Fandorin realized with horror that his chief was absolutely crazy, and in a desperate attempt to awaken Brilling’s suddenly clouded reason he shouted, “Chief, it’s me, Fandorin! Ivan Franzevich Brilling! State counselor!”

Full state counselor,” said Brilling with a crooked smile. “You’re behind the times, Fandorin. The emperor’s decree was promulgated on the seventh of June. For a successful operation to disarm the terrorist organization Azazel. So you may address me as Your Excellency.”

Brilling’s dark silhouette against the window looked as if it had been cut out with scissors and pasted on gray paper. Dehind his back the dead branches of the dry elm radiated in all directions, forming a sinister spiderweb. A line from a childish jingle ran through Fandorin’s head: “ “Will you step into my parlor,” said the spider to the fly.”

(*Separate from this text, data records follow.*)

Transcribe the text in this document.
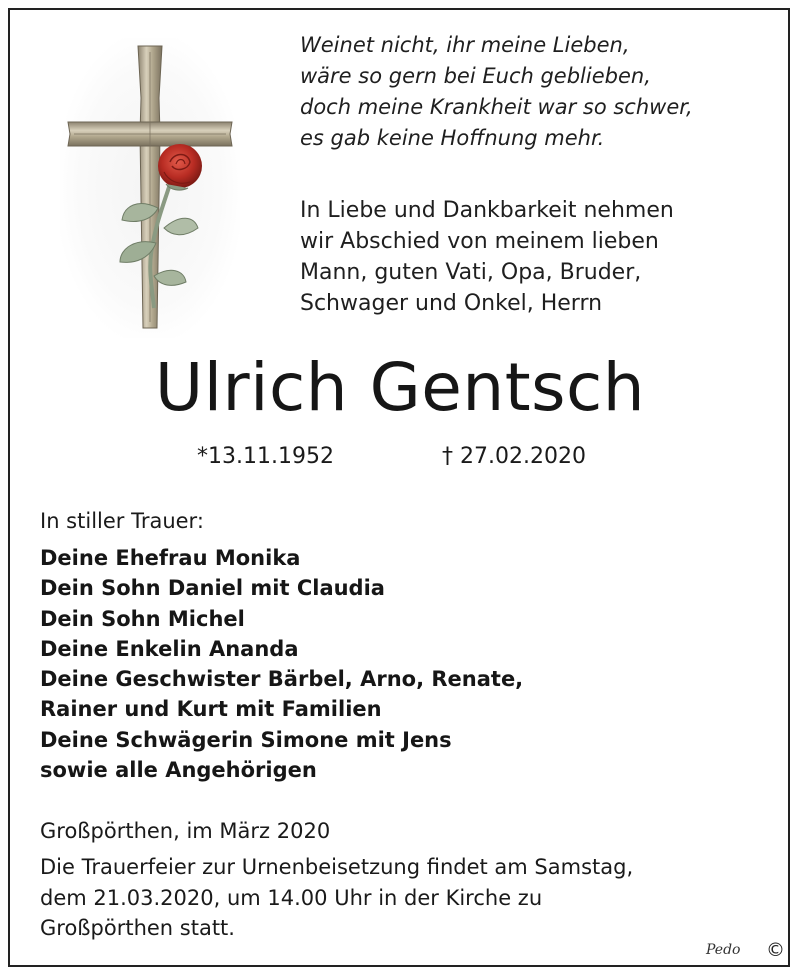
Weinet nicht, ihr meine Lieben,
wäre so gern bei Euch geblieben,
doch meine Krankheit war so schwer,
es gab keine Hoffnung mehr.
In Liebe und Dankbarkeit nehmen
wir Abschied von meinem lieben
Mann, guten Vati, Opa, Bruder,
Schwager und Onkel, Herrn
Ulrich Gentsch
*13.11.1952	† 27.02.2020
In stiller Trauer:
Deine Ehefrau Monika
Dein Sohn Daniel mit Claudia
Dein Sohn Michel
Deine Enkelin Ananda
Deine Geschwister Bärbel, Arno, Renate,
Rainer und Kurt mit Familien
Deine Schwägerin Simone mit Jens
sowie alle Angehörigen
Großpörthen, im März 2020
Die Trauerfeier zur Urnenbeisetzung findet am Samstag,
dem 21.03.2020, um 14.00 Uhr in der Kirche zu
Großpörthen statt.
Pedo ©
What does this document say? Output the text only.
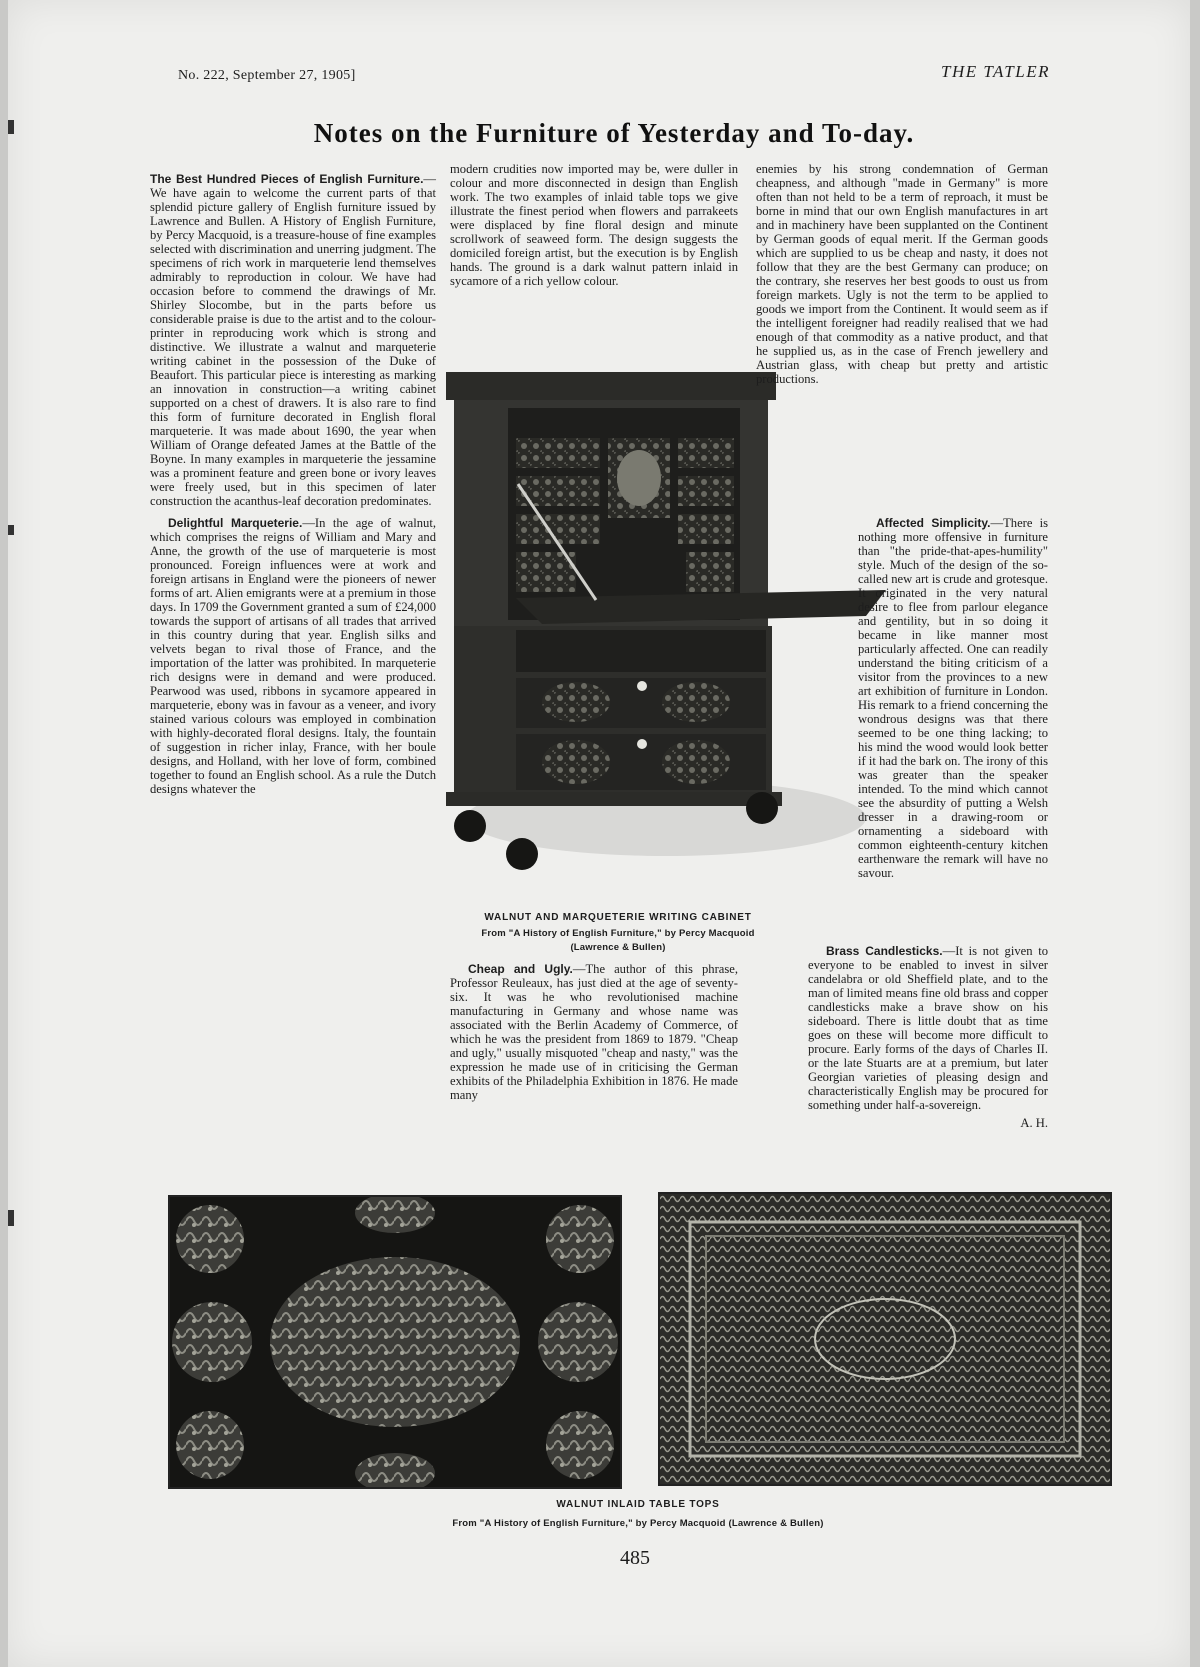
No. 222, September 27, 1905]	THE TATLER
Notes on the Furniture of Yesterday and To-day.

The Best Hundred Pieces of English Furniture.—We have again to welcome the current parts of that splendid picture gallery of English furniture issued by Lawrence and Bullen. A History of English Furniture, by Percy Macquoid, is a treasure-house of fine examples selected with discrimination and unerring judgment. The specimens of rich work in marqueterie lend themselves admirably to reproduction in colour. We have had occasion before to commend the drawings of Mr. Shirley Slocombe, but in the parts before us considerable praise is due to the artist and to the colour-printer in reproducing work which is strong and distinctive. We illustrate a walnut and marqueterie writing cabinet in the possession of the Duke of Beaufort. This particular piece is interesting as marking an innovation in construction—a writing cabinet supported on a chest of drawers. It is also rare to find this form of furniture decorated in English floral marqueterie. It was made about 1690, the year when William of Orange defeated James at the Battle of the Boyne. In many examples in marqueterie the jessamine was a prominent feature and green bone or ivory leaves were freely used, but in this specimen of later construction the acanthus-leaf decoration predominates.

Delightful Marqueterie.—In the age of walnut, which comprises the reigns of William and Mary and Anne, the growth of the use of marqueterie is most pronounced. Foreign influences were at work and foreign artisans in England were the pioneers of newer forms of art. Alien emigrants were at a premium in those days. In 1709 the Government granted a sum of £24,000 towards the support of artisans of all trades that arrived in this country during that year. English silks and velvets began to rival those of France, and the importation of the latter was prohibited. In marqueterie rich designs were in demand and were produced. Pearwood was used, ribbons in sycamore appeared in marqueterie, ebony was in favour as a veneer, and ivory stained various colours was employed in combination with highly-decorated floral designs. Italy, the fountain of suggestion in richer inlay, France, with her boule designs, and Holland, with her love of form, combined together to found an English school. As a rule the Dutch designs whatever the

modern crudities now imported may be, were duller in colour and more disconnected in design than English work. The two examples of inlaid table tops we give illustrate the finest period when flowers and parrakeets were displaced by fine floral design and minute scrollwork of seaweed form. The design suggests the domiciled foreign artist, but the execution is by English hands. The ground is a dark walnut pattern inlaid in sycamore of a rich yellow colour.

WALNUT AND MARQUETERIE WRITING CABINET
From "A History of English Furniture," by Percy Macquoid
(Lawrence & Bullen)

Cheap and Ugly.—The author of this phrase, Professor Reuleaux, has just died at the age of seventy-six. It was he who revolutionised machine manufacturing in Germany and whose name was associated with the Berlin Academy of Commerce, of which he was the president from 1869 to 1879. "Cheap and ugly," usually misquoted "cheap and nasty," was the expression he made use of in criticising the German exhibits of the Philadelphia Exhibition in 1876. He made many

enemies by his strong condemnation of German cheapness, and although "made in Germany" is more often than not held to be a term of reproach, it must be borne in mind that our own English manufactures in art and in machinery have been supplanted on the Continent by German goods of equal merit. If the German goods which are supplied to us be cheap and nasty, it does not follow that they are the best Germany can produce; on the contrary, she reserves her best goods to oust us from foreign markets. Ugly is not the term to be applied to goods we import from the Continent. It would seem as if the intelligent foreigner had readily realised that we had enough of that commodity as a native product, and that he supplied us, as in the case of French jewellery and Austrian glass, with cheap but pretty and artistic productions.

Affected Simplicity.—There is nothing more offensive in furniture than "the pride-that-apes-humility" style. Much of the design of the so-called new art is crude and grotesque. It originated in the very natural desire to flee from parlour elegance and gentility, but in so doing it became in like manner most particularly affected. One can readily understand the biting criticism of a visitor from the provinces to a new art exhibition of furniture in London. His remark to a friend concerning the wondrous designs was that there seemed to be one thing lacking; to his mind the wood would look better if it had the bark on. The irony of this was greater than the speaker intended. To the mind which cannot see the absurdity of putting a Welsh dresser in a drawing-room or ornamenting a sideboard with common eighteenth-century kitchen earthenware the remark will have no savour.

Brass Candlesticks.—It is not given to everyone to be enabled to invest in silver candelabra or old Sheffield plate, and to the man of limited means fine old brass and copper candlesticks make a brave show on his sideboard. There is little doubt that as time goes on these will become more difficult to procure. Early forms of the days of Charles II. or the late Stuarts are at a premium, but later Georgian varieties of pleasing design and characteristically English may be procured for something under half-a-sovereign.

A. H.
WALNUT INLAID TABLE TOPS
From "A History of English Furniture," by Percy Macquoid (Lawrence & Bullen)
485
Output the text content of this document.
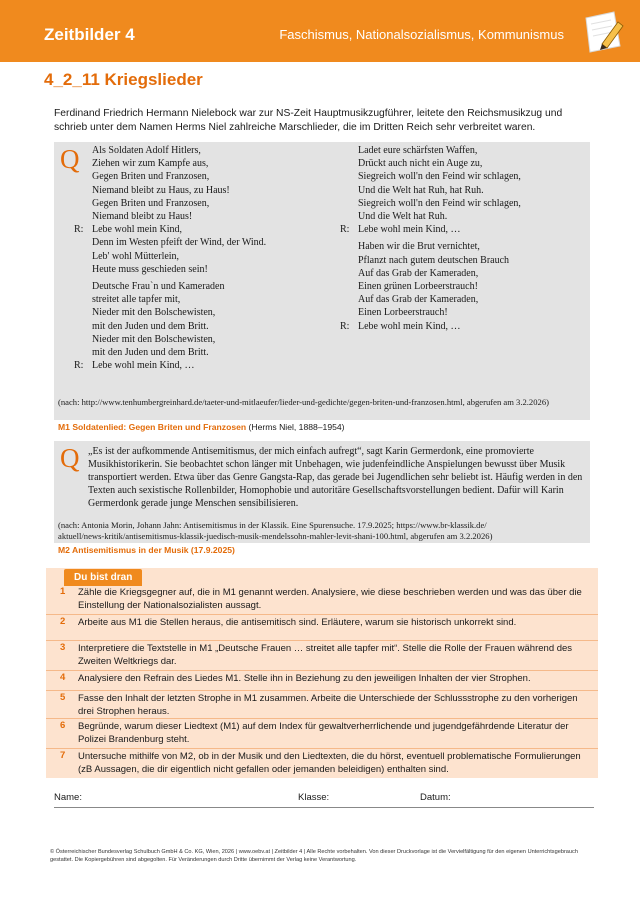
Zeitbilder 4	Faschismus, Nationalsozialismus, Kommunismus
4_2_11 Kriegslieder
Ferdinand Friedrich Hermann Nielebock war zur NS-Zeit Hauptmusikzugführer, leitete den Reichsmusikzug und schrieb unter dem Namen Herms Niel zahlreiche Marschlieder, die im Dritten Reich sehr verbreitet waren.
Q	Als Soldaten Adolf Hitlers,
Ziehen wir zum Kampfe aus,
Gegen Briten und Franzosen,
Niemand bleibt zu Haus, zu Haus!
Gegen Briten und Franzosen,
Niemand bleibt zu Haus!
R: Lebe wohl mein Kind,
Denn im Westen pfeift der Wind, der Wind.
Leb' wohl Mütterlein,
Heute muss geschieden sein!
Deutsche Frau`n und Kameraden
streitet alle tapfer mit,
Nieder mit den Bolschewisten,
mit den Juden und dem Britt.
Nieder mit den Bolschewisten,
mit den Juden und dem Britt.
R: Lebe wohl mein Kind, …
Ladet eure schärfsten Waffen,
Drückt auch nicht ein Auge zu,
Siegreich woll'n den Feind wir schlagen,
Und die Welt hat Ruh, hat Ruh.
Siegreich woll'n den Feind wir schlagen,
Und die Welt hat Ruh.
R: Lebe wohl mein Kind, …
Haben wir die Brut vernichtet,
Pflanzt nach gutem deutschen Brauch
Auf das Grab der Kameraden,
Einen grünen Lorbeerstrauch!
Auf das Grab der Kameraden,
Einen Lorbeerstrauch!
R: Lebe wohl mein Kind, …
(nach: http://www.tenhumbergreinhard.de/taeter-und-mitlaeufer/lieder-und-gedichte/gegen-briten-und-franzosen.html, abgerufen am 3.2.2026)
M1 Soldatenlied: Gegen Briten und Franzosen (Herms Niel, 1888–1954)
Q „Es ist der aufkommende Antisemitismus, der mich einfach aufregt“, sagt Karin Germerdonk, eine promovierte Musikhistorikerin. Sie beobachtet schon länger mit Unbehagen, wie judenfeindliche Anspielungen bewusst über Musik transportiert werden. Etwa über das Genre Gangsta-Rap, das gerade bei Jugendlichen sehr beliebt ist. Häufig werden in den Texten auch sexistische Rollenbilder, Homophobie und autoritäre Gesellschaftsvorstellungen bedient. Dafür will Karin Germerdonk gerade junge Menschen sensibilisieren.
(nach: Antonia Morin, Johann Jahn: Antisemitismus in der Klassik. Eine Spurensuche. 17.9.2025; https://www.br-klassik.de/
aktuell/news-kritik/antisemitismus-klassik-juedisch-musik-mendelssohn-mahler-levit-shani-100.html, abgerufen am 3.2.2026)
M2 Antisemitismus in der Musik (17.9.2025)
Du bist dran
1 Zähle die Kriegsgegner auf, die in M1 genannt werden. Analysiere, wie diese beschrieben werden und was das über die Einstellung der Nationalsozialisten aussagt.
2 Arbeite aus M1 die Stellen heraus, die antisemitisch sind. Erläutere, warum sie historisch unkorrekt sind.
3 Interpretiere die Textstelle in M1 „Deutsche Frauen … streitet alle tapfer mit“. Stelle die Rolle der Frauen während des Zweiten Weltkriegs dar.
4 Analysiere den Refrain des Liedes M1. Stelle ihn in Beziehung zu den jeweiligen Inhalten der vier Strophen.
5 Fasse den Inhalt der letzten Strophe in M1 zusammen. Arbeite die Unterschiede der Schlussstrophe zu den vorherigen drei Strophen heraus.
6 Begründe, warum dieser Liedtext (M1) auf dem Index für gewaltverherrlichende und jugendgefährdende Literatur der Polizei Brandenburg steht.
7 Untersuche mithilfe von M2, ob in der Musik und den Liedtexten, die du hörst, eventuell problematische Formulierungen (zB Aussagen, die dir eigentlich nicht gefallen oder jemanden beleidigen) enthalten sind.
Name:	Klasse:	Datum:
© Österreichischer Bundesverlag Schulbuch GmbH & Co. KG, Wien, 2026 | www.oebv.at | Zeitbilder 4 | Alle Rechte vorbehalten. Von dieser Druckvorlage ist die Vervielfältigung für den eigenen Unterrichtsgebrauch gestattet. Die Kopiergebühren sind abgegolten. Für Veränderungen durch Dritte übernimmt der Verlag keine Verantwortung.
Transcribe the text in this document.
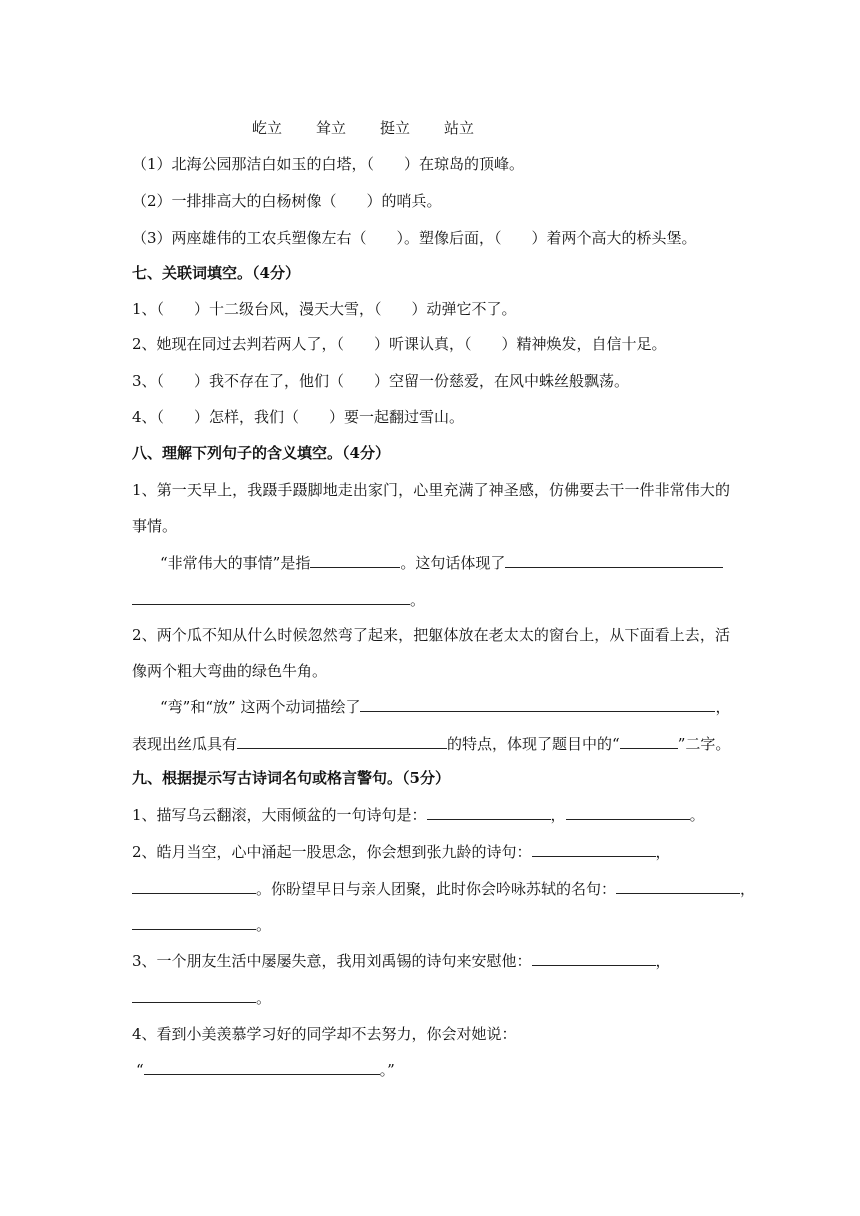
屹立 耸立 挺立 站立
（1）北海公园那洁白如玉的白塔，（　　）在琼岛的顶峰。
（2）一排排高大的白杨树像（　　）的哨兵。
（3）两座雄伟的工农兵塑像左右（　　）。塑像后面，（　　）着两个高大的桥头堡。
七、关联词填空。（4分）
1、（　　）十二级台风，漫天大雪，（　　）动弹它不了。
2、她现在同过去判若两人了，（　　）听课认真，（　　）精神焕发，自信十足。
3、（　　）我不存在了，他们（　　）空留一份慈爱，在风中蛛丝般飘荡。
4、（　　）怎样，我们（　　）要一起翻过雪山。
八、理解下列句子的含义填空。（4分）
1、第一天早上，我蹑手蹑脚地走出家门，心里充满了神圣感，仿佛要去干一件非常伟大的
事情。
“非常伟大的事情”是指	。这句话体现了
。
2、两个瓜不知从什么时候忽然弯了起来，把躯体放在老太太的窗台上，从下面看上去，活
像两个粗大弯曲的绿色牛角。
“弯”和“放” 这两个动词描绘了	，
表现出丝瓜具有	的特点，体现了题目中的“	”二字。
九、根据提示写古诗词名句或格言警句。（5分）
1、描写乌云翻滚，大雨倾盆的一句诗句是：	，	。
2、皓月当空，心中涌起一股思念，你会想到张九龄的诗句：	，
。你盼望早日与亲人团聚，此时你会吟咏苏轼的名句：	，
。
3、一个朋友生活中屡屡失意，我用刘禹锡的诗句来安慰他：	，
。
4、看到小美羡慕学习好的同学却不去努力，你会对她说：
“	。”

Brilling’s face suddenly contorted agonizingly, and Fandorin realized that his chief had hardened his heart sufficiently and now he could fire at any moment. Out of nowhere a thought suddenly came to him, shattering instantly into a string of brief thought particles: the safety catch had to be off, otherwise you couldn’t fire it, that meant half a second or a quarter of a second, not enough time, not nearly enough

Erast Fandorin squeezed his eyes tight shut and with a bloodcurdling howl he flung himself forward, aiming his head at his chief’s chin. They were no more than five paces apart. Fandorin did not hear the click of the safety catch, but the shot thundered past him into the ceiling, as Brilling and Fandorin went flying over the windowsill together and tumbled out the window.

Fandorin’s chest collided with the trunk of the dry elm and he went crashing downward, breaking off branches and scraping his face as he fell. The stunning impact when he struck the ground almost made him lose consciousness, but his keen instinct for survival would not allow it. Erast Fandorin raised himself up on all fours, glaring around like a madman.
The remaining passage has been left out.